What is becoming increasingly clear is that (1) the Administration bungled security before the incident; (2) the response to the assault was disjointed and inadequate; and (3) the Administration made a consistent and considerable effort to hide these facts.
The timeline still does not add up.
OBAMACARE. Obamacare is so complex and burdensome that complying with the law will consume nearly 190 million hours per year:
The GOP reached that total by adding together the compliance burden in each regulation implementing part of the healthcare law.
They said the annual burden to comply with ObamaCare is enough time to build Mount Rushmore more than 1,500 times over, or to build the Empire State Building 27 times.
DINNER DATE. President Obama has recently chosen to dine and golf with Republicans on a number of occasions, but he’ll be having dinner with some fellow Democrats this week:
There was a bipartisan round of golf on Monday and now President Obama plans to have dinner Wednesday night with top House Democrats.
Obama plans to head back to the Jefferson Hotel — the site of other recent congressional dinners — to break bread with House Minority Leader Nancy Pelosi (D-Calif.) and her leadership team, the White House announced late Tuesday.
KEYSTONE. In light of numerous favorable environmental reviews by the State Department for the Keystone XL pipeline, one lawmaker is acting to ensure that Keystone is approved at long last:
Representative Lee Terry (R–NE) has introduced the Northern Route Approval Act, which would approve the Keystone XL pipeline by deeming the State Department’s first environmental review as satisfying all requirements of the National Environmental Policy Act. House Majority Leader Eric Cantor (R–VA) announced that the House will vote on the bill this month.
The act is important for several other reasons. Even if President Obama grants Keystone XL the presidential permit, environmental activists adamantly opposed to the project will almost certainly bring legal challenges to delay or prevent the pipeline’s construction. Terry’s bipartisan bill, which has 36 co-sponsors, would limit these challenges by creating a 60-day deadline for filing a claim.
INTERNET SALES TAX. The Senate has passed the misnamed Marketplace Fairness Act. Heritage explains why this was a bad move and why there will be more opposition in the House:
Right now, states can force only businesses that have a physical presence in their state — a store, warehouse, or plant — to collect their sales taxes. This long-existing standard originated from the Supreme Court’s ruling in the 1992 Quill case. This standard was sensible then as it is now.

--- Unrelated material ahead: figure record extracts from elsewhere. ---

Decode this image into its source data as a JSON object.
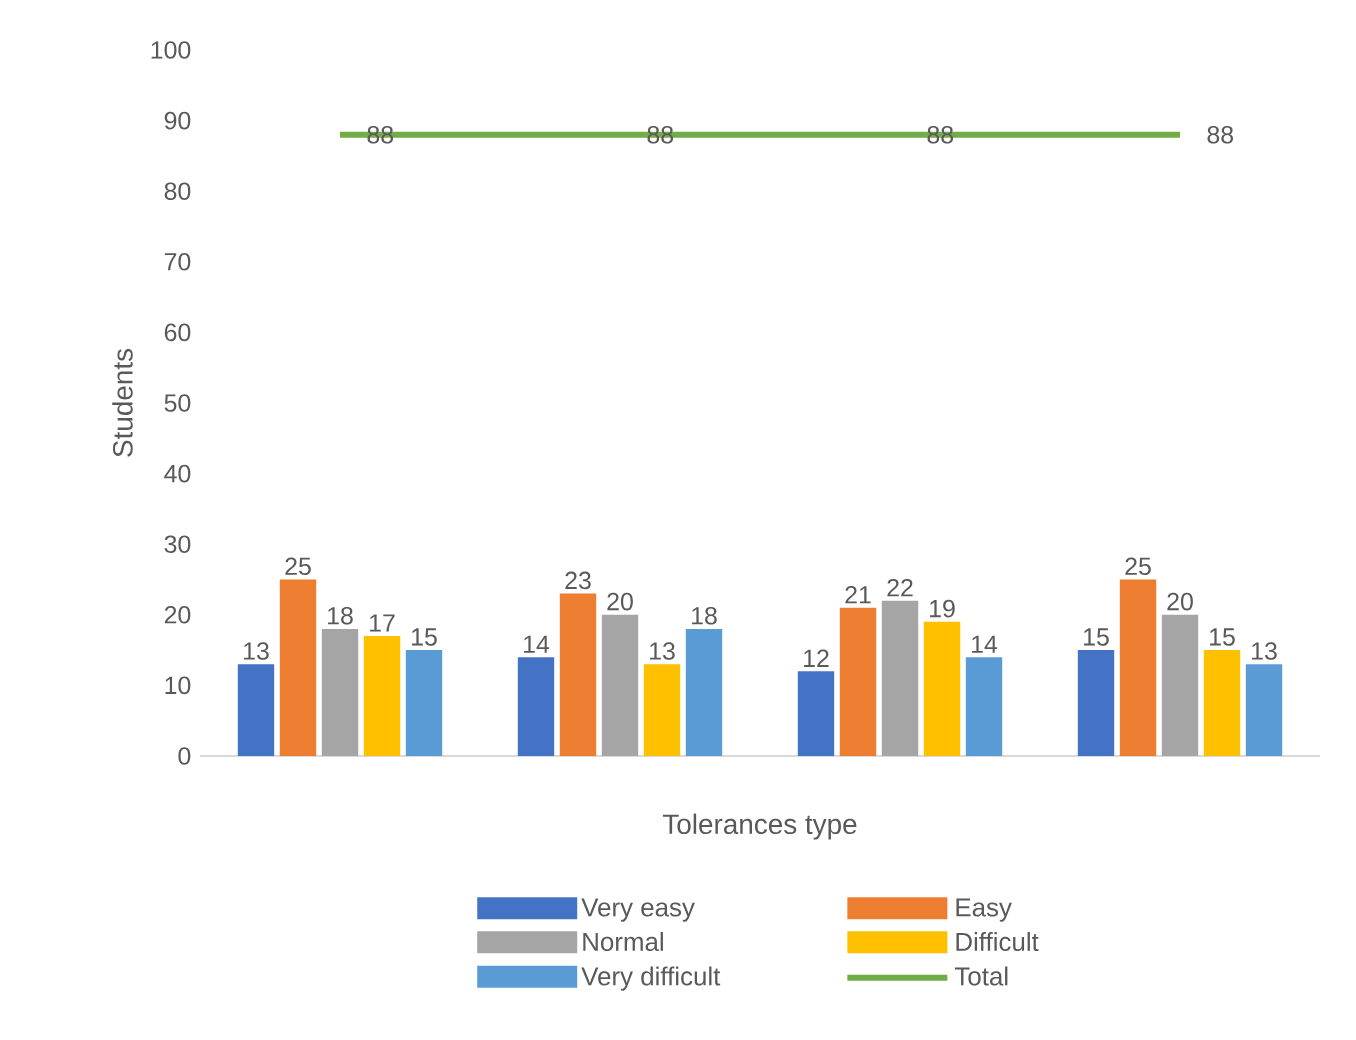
{
  "chart_data": {
    "type": "bar",
    "ylabel": "Students",
    "xlabel": "Tolerances type",
    "categories": [
      null,
      null,
      null,
      null
    ],
    "ylim": [
      0,
      100
    ],
    "yticks": [
      0,
      10,
      20,
      30,
      40,
      50,
      60,
      70,
      80,
      90,
      100
    ],
    "series": [
      {
        "name": "Very easy",
        "color": "#4472c4",
        "values": [
          13,
          14,
          12,
          15
        ]
      },
      {
        "name": "Easy",
        "color": "#ed7d31",
        "values": [
          25,
          23,
          21,
          25
        ]
      },
      {
        "name": "Normal",
        "color": "#a5a5a5",
        "values": [
          18,
          20,
          22,
          20
        ]
      },
      {
        "name": "Difficult",
        "color": "#ffc000",
        "values": [
          17,
          13,
          19,
          15
        ]
      },
      {
        "name": "Very difficult",
        "color": "#5b9bd5",
        "values": [
          15,
          18,
          14,
          13
        ]
      },
      {
        "name": "Total",
        "type": "line",
        "color": "#70ad47",
        "values": [
          88,
          88,
          88,
          88
        ]
      }
    ],
    "data_labels": true,
    "legend": "bottom"
  }
}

If you buy something online from a business that has a physical presence in your state, that business will collect sales tax from you. In fact, since the biggest online retailers—such as Walmart, Target, and even Amazon—already have a physical presence in most states, you likely already pay sales tax on a good portion of your online purchases. However, if you buy from a smaller online retailer that doesn’t have a presence in your state, it cannot be forced to collect sales tax from you.
Now that the bill has passed the Senate, it will be referred to the House Judiciary Committee. That alone is a welcome development, as too much recent legislation has bypassed the important committee process. The Judiciary Committee should devote further thought to these troubling implications of the MFA.